To unlock the potential of these opportunities and to ensure equitable growth, the report identified three critical societal challenges that need to be addressed:
1. Skills development and employment for the future workforce
As nearly 10-12 million working-age people emerge in India over the next decade, the country faces a huge challenge in providing the workforce with the right skills and gainful employment to enable the income growth behind the envisioned consumption of the future. More than one-half of Indian workers will require reskilling by 2022 to meet the talent demands of the future. On average, they will each require an extra 100 days of learning. Industry, civil society, education institutions and policy-makers need to join efforts to close the current skills gap.
2. Socio-economic inclusion of rural India
By 2030, 40% of Indians will be urban residents. There will, however, be more than 5,000 small urban towns and more than 50,000 developed rural towns with similar income profiles, where aspirations are fast converging with those of urban India. Nevertheless, physical connectivity, digital connectivity and financial inclusion income is constraining the spending and well-being of rural dwellers, and these “access-barriers” need to be addressed to ensure social and economic inclusion in India over the next decade.

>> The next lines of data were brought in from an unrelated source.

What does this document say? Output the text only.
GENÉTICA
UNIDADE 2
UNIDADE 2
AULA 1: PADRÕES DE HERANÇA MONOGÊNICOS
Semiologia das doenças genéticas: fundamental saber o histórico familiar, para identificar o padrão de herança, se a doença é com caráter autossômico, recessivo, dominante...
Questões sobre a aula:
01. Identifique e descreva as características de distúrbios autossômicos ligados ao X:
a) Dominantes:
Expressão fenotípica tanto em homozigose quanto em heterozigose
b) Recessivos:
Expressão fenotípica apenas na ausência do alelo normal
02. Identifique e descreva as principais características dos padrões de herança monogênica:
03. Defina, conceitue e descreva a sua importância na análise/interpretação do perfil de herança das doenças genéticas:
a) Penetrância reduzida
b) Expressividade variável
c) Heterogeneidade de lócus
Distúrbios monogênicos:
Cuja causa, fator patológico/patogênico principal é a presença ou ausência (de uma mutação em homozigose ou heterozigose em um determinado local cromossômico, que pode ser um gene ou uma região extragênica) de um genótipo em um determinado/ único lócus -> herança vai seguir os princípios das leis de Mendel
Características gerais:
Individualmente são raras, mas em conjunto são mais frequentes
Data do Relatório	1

3. Healthy and sustainable future
New health concerns, such as obesity and non-communicable diseases, and urban centres grappling with high rates of congestion and air, water and waste pollution are undermining the well-being of India’s citizens. As an illustration of the magnitude of just one dimension of the air-water-waste-congestion challenge, nine of the world’s 10 most air-polluted cities are in India, including its capital, New Delhi. To sustain future growth, business and policy-makers must take the initiative on improving health and liveability for India’s citizens by providing them with access to affordable healthcare, promoting sustainable development, and seeking solutions to urban congestion.
“India is at a tipping point, both in terms of economic growth and in the human development of its billion-plus citizens. As the country enters a new era of envisioned growth, collaborative efforts, especially public-private collaborations to address key challenges can unlock the full potential of a young, progressive and dynamic nation to establish India as a model for the world’s fast-growing consumer markets” said Mayuri Ghosh, Project Lead, Future of Consumption System Initiative, World Economic Forum.
The report produced in collaboration with Bain & Company builds on in-depth consumer surveys conducted across 5,100 households in 30 cities and towns in India, and draws from more than 40 interviews with private and public-sector leaders.
This report is part of a multi-year project “Future of Consumption in Fast-Growth Consumer Markets”, which focuses on the evolution of consumption in emerging markets, such as China and India. The report provides foresight on drivers of growth and levers of inclusivity in such markets, and establishes priorities for private and public-sector stakeholders, with the ultimate objective of shaping consumption-led inclusive growth in emerging markets.